Prayer is such a powerful and beautiful tool in our daily lives, and how often do we daily pray? I honestly don’t as much as I should. I am always thinking about God & His Bride, talking to Him, but I realized today as I drove to work, praying actually, I don’t do it nearly enough.

It was so refershing to let what is in my heart actually hit my lips and be carried to the ears of the only understanding, compassionate provider, God. I am reminded by Psalm 45.1 My heart is stirred by a noble theme as I recite my verses for the king; my tongue is the pen of a skillful writer. There are moments when my heart is stirred and the only way to respond is through speech (either to God or to family) with the occasional writing found here.

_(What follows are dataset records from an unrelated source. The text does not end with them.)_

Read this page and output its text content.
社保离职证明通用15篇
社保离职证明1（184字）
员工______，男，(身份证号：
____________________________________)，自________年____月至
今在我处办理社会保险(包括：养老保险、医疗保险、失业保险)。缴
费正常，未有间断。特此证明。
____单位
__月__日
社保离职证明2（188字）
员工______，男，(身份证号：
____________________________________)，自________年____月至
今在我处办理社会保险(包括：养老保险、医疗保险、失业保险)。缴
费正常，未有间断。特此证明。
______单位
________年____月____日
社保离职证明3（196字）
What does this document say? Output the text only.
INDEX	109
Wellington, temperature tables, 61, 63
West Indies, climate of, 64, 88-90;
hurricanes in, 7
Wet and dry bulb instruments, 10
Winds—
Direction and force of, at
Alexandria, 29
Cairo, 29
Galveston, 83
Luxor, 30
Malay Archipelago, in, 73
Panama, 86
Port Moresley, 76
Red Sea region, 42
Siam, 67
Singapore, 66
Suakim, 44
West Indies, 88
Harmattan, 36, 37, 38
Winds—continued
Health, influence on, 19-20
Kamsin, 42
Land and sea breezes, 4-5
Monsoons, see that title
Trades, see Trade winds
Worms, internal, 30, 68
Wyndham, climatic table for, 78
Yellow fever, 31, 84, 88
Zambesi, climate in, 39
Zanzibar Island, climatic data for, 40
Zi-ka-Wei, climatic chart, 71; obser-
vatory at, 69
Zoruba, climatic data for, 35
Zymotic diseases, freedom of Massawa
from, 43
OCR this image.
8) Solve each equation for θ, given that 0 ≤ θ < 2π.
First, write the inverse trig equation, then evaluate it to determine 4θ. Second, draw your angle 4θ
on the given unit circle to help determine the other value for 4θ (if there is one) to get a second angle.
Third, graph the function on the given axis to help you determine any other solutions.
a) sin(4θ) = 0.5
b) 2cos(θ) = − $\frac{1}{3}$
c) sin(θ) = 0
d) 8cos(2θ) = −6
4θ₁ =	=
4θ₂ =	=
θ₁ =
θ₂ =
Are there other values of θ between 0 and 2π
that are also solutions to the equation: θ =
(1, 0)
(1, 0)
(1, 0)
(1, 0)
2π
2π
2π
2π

But maybe you are like me sometimes and like many others saying “I just don’t know how or what to pray for”. I get there a lot myself so just acknowledge God and go on my way. This isn’t bad, but our hearts can and want to still speak to God even in these moments. Romans 8.26 tells us ‘In the same way, the Spirit helps us in our weakness. We do not know what we ought to pray for, but the Spirit himself intercedes for us through wordless groans.’

To learn to pray from our spirit is sometimes the best prayers. We can find it in breathing, in crying, in screaming, in sitting silent. I have a few posts here & here about prayer and ways to pray. I wanted to share this last thought that got me thinking this morning from my devotion.

There was a Jewish farmer who, through carelessness, did not get home before sunset one Sabbath and was forced to spend the day in the field, waiting fo rthe sunset the next day before being able to return home.

Upon his return home he was met by a rather perturbed rabbi who chided him for his carelessness. Finally the rabbi asked him, “What did you do out there all day in the field? Did you at least pray?”

The farmer answered, “Rabbi, I am not a clever man. I don’t know how to pray properly. What I did was simply to recite the alphabet all day and let God form the words for Himself”

When we come to celebrate we bring the alphabet of our lives. If our hearts and minds are full of warmth, love, enthusiasms, song and dance, then these are the letters we bring. If they are full of tiredness, despair, blandness, pain and boredom, then these are the our letters. Bring them. Spend them. Celebrate them. It is God’s task to make the words!

Ronald Rolheiser

I pray these words bring you enough comfort to know that the letters of our life are for God to form the words of our prayers! Take time today to ask God to teach you how to pray, to show you your letters, to reveal the words that need to come from these letters, and to be bathed in the beauty of knowing our God is a God who answers His people.